One must have a mind of winter,” Wallace Stevens writes in his poem “The Snow Man.” It’s the cold eye that beholds, without sentimentality or fear, “Nothing that is not there and the nothing that is.” In “Sharp: The Women Who Made an Art of Having an Opinion,” the journalist Michelle Dean has rounded up 10 minds of winter, all of them female, all of them prominent writers whose criticism, long-form reporting, fiction and satire have shaped thinking on world events and cultural dramas: Dorothy Parker, Rebecca West, Hannah Arendt, Mary McCarthy, Susan Sontag, Pauline Kael, Joan Didion, Nora Ephron, Renata Adler and Janet Malcolm. Dean gathered these women together, she says in her preface, “under the sign of a compliment that every one of them received in their lives: They were called sharp.”

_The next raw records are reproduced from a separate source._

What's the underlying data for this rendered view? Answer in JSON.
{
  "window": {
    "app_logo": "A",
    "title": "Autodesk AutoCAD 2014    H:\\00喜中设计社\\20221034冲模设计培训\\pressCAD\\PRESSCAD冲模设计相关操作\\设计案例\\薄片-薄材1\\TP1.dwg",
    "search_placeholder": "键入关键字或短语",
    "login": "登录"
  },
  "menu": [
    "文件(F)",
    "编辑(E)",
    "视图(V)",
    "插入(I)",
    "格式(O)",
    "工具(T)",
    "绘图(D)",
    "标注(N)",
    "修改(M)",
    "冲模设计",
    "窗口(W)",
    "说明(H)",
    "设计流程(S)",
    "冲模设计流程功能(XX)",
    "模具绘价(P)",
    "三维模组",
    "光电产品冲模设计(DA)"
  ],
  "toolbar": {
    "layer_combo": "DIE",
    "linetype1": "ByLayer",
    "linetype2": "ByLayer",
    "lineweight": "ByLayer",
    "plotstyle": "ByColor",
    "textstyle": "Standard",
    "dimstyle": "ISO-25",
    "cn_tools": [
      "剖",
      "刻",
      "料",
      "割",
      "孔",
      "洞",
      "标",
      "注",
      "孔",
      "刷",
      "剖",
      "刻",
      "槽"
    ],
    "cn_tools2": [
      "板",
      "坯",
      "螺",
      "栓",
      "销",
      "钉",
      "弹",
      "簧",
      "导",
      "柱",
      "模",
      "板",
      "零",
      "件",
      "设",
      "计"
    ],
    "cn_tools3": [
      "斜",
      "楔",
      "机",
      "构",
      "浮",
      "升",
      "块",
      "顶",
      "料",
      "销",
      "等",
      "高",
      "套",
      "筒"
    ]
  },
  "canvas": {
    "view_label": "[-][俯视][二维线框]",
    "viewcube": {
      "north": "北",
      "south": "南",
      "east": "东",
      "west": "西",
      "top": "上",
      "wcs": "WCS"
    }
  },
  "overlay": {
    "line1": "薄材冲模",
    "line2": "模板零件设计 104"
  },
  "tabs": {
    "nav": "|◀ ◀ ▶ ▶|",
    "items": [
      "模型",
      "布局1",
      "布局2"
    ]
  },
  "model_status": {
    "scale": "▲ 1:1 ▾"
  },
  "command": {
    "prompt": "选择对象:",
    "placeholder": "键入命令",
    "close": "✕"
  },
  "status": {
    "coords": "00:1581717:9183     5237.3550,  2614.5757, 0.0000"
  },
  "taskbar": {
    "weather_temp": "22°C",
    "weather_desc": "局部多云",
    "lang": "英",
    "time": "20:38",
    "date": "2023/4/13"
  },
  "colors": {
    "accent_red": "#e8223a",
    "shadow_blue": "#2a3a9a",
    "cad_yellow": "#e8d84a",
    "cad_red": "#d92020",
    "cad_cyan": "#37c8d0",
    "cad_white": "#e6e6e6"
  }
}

It is, of course, a compliment with an edge. Call a man “sharp” and he’s stylish, incisive, smart. Apply it to a woman, Dean writes, and there’s a “sense of terror underlying it. Sharpness, after all, cuts.” A virtue of her book is that it shows how each woman, by wielding a pen as if it were a scalpel or a scimitar, confounded the gender norm of niceness and placed her analytical prowess front and center. Among 20th-century intellectuals, “men might have outnumbered women, demographically,” Dean writes, but “in the arguably more crucial matter of producing work worth remembering, the work that defined the terms of their scene, the women were right up to par — and often beyond it.” I agree with her.